As pacientes foram acompanhadas por pelo menos 12 meses após o parto. Das 38 pacientes, 27 (71%) eram da nossa Unidade de Nefrologia, enquanto 11 (29%) foram encaminhadas de outros hospitais durante o primeiro ou segundo trimestre de gravidez. Todas as gestações foram planejadas e os medicamentos teratogênicos utilizados para hipertensão, HIV e imunossupressão foram substituídos por alternativas terapêuticas mais seguras antes da concepção e durante as crises de DG ou DG de novo.
A presença de PNu (3,5 ± 1,3, variando de 0,7 a 8,2 g/24) foi observada em 16 gestações, 8 das quais apresentaram crises de DG ou sinais de DG de novo. Dentre essas, 2 gestantes com NM apresentaram níveis elevados de anti-PLA2R, 4 gestantes com NL apresentaram aumento do anti-DNA de fita dupla associado à redução do complemento sérico e os 2 casos restantes foram confirmados por meio de biópsia renal durante a gravidez.
No entanto, as medições de proteinúria só foram obtidas antes da concepção em 16 das 44 gestações.
Dados Clínicos das Gestantes
As mulheres foram divididas em três grupos de acordo com a classificação KDIGO para DRC. No Grupo I (Estágios 1–2), constavam 22 (57,9%) pacientes com 27 (61,3%) gestações, com idade de 28,2 ± 4,3 (22 a 39) anos e tempo de diagnóstico de DG de 61,1 ± 32,6 (intervalo: 22 a 172) meses (Tabela 1). No Grupo II (Estágios 3a–3b), havia 10 (26,3%) pacientes com 11 (25%) gestações com idade de 29,7 ± 4,6 (23 a 38) anos e tempo de diagnóstico de DG de 77,3 ± 27,6 (intervalo: 47 a 122) meses (Tabela 2). No Grupo III (Estágios 4–5), havia 6 (15,8%) pacientes com 6 (13,7%) gestações com idade de 24,6 ± 5,6 (18 a 32) anos e tempo de diagnóstico de DG de 47,0 ± 27,2 (intervalo: 18 a 94) meses (Tabela 3).
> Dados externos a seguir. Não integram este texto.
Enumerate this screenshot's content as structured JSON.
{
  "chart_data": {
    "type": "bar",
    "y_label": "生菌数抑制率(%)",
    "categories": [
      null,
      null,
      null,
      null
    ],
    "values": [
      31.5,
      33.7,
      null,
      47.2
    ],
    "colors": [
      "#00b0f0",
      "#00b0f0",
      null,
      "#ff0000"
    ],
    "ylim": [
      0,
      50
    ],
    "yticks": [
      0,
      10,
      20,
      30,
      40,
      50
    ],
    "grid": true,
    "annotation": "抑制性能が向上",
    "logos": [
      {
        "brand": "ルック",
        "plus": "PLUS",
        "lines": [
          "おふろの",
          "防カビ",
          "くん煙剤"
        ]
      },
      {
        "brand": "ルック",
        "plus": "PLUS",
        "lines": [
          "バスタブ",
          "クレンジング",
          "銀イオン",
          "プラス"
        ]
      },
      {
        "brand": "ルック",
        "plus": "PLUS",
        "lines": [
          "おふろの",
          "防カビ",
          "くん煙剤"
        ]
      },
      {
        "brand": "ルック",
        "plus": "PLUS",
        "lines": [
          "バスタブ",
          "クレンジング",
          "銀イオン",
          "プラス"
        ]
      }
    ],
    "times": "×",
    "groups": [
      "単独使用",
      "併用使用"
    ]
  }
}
Ao comparar a idade e a duração da DG antes da concepção entre os grupos, observamos apenas que o Grupo II apresentou uma duração significativamente maior (p = 0,01) de DG em relação ao Grupo I. Durante a gestação, as mulheres com HC tiveram sua pressão arterial controlada, exceto quando ocorreu pré-eclâmpsia sobreposta. As pacientes que apresentaram crises de DG ou DG de novo diagnosticada por biópsia renal ou marcadores sorológicos também apresentaram PNu exceto uma paciente com NL II – e todas elas necessitaram de mudanças em suas terapias de imunossupressão.
Durante a gravidez, 8 pacientes evoluíram para DRET e iniciaram hemodiálise: 2 (7,8%) no Grupo I (uma com NIgA e as demais com NL IV) apresentaram glomerulonefrite crescêntica secundária à exacerbação da DG ou DG de novo, 1 (9,0%) no Grupo II com GESF e 5 (83,3%) no Grupo III (2 com GESF, 2 com NL IV e 1 com SA) provavelmente devido à progressão da DG.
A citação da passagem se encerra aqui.